Students / Participants: Various students contributed ideas and questions during the interactive lecture.

Detailed Methodologies / Instructions Presented

Supervised Learning: Day and Night Classification

Collect diverse labeled images (day=1, night=0).
Choose consistent input resolution balancing information and compute.
Design shallow CNN architecture.
Use sigmoid activation for output.
Use binary cross-entropy loss.
Conduct human proxy experiments to validate resolution choice.

Supervised Learning: Trigger Word Detection

Collect positive, negative, and background noise audio samples.
Use synthetic data augmentation by mixing words and noise.
Preprocess audio (e.g., Fourier transform).
Label sequences with binary vectors indicating word presence at each time step.
Use RNN architectures.
Use sequential binary cross-entropy loss.
Balance dataset to avoid skewed labels.
Leverage expert advice for architecture selection.

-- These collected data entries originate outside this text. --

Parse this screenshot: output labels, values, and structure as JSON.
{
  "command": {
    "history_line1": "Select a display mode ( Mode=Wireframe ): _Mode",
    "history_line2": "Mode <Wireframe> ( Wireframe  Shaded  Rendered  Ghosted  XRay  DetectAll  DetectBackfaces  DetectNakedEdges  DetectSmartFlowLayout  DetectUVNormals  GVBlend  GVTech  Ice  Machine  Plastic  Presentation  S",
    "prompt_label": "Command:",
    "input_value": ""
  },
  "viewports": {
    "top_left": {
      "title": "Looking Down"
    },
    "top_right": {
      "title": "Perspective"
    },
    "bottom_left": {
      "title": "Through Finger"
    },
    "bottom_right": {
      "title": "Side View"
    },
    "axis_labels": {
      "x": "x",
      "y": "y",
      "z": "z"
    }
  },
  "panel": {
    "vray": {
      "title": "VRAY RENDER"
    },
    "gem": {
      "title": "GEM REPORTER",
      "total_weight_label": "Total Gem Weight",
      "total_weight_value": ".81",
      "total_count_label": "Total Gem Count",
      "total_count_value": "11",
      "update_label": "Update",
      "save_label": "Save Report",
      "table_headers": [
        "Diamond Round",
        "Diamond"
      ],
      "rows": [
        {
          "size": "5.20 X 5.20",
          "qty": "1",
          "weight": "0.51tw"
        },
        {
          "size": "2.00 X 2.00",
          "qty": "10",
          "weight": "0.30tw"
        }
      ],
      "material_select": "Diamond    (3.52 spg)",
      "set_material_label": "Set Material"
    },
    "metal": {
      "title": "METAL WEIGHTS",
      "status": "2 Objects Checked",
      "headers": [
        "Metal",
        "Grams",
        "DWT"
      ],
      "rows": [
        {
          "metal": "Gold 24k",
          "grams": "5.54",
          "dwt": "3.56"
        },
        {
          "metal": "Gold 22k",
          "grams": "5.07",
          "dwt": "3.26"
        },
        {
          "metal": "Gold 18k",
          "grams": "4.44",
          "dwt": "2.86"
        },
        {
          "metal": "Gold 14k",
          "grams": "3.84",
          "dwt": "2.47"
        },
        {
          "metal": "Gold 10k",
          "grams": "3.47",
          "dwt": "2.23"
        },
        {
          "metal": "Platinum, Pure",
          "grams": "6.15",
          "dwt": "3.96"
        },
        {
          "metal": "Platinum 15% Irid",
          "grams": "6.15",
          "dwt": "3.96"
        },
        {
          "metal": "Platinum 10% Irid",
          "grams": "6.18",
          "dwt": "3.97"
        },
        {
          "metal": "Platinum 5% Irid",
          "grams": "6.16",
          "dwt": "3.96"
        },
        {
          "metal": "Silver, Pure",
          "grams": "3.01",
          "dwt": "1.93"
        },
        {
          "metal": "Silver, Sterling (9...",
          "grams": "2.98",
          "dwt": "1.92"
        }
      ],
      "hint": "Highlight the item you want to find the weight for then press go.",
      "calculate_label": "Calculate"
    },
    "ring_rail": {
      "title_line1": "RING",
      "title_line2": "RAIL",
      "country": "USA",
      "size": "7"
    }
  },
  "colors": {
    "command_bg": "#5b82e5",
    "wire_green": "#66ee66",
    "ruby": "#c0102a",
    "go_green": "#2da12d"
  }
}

Supervised Learning: Face Verification

Gather multiple images per person with labels.
Preprocess images for alignment.
Train deep neural network to encode images into embeddings.
Use triplet loss with anchor, positive, and negative images:
- Minimize distance(anchor, positive)
- Maximize distance(anchor, negative)
Use distance threshold for verification.
Extend to identification with K-nearest neighbors on embeddings.
Use clustering algorithms for face clustering.

Self-Supervised Learning: Contrastive Learning

Generate augmented pairs of the same image (rotations, crops, noise).
Train network to produce similar embeddings for augmented pairs.
Push embeddings of different images apart.
No manual labels required.
Extend to text with next token prediction.
Apply similar principles to audio, video, biology, and multimodal data.

This lecture provided foundational understanding of supervised, self-supervised, and weakly supervised learning through practical case studies, emphasizing data strategies, model design, loss functions, and the importance of embeddings and multimodal learning in modern AI systems.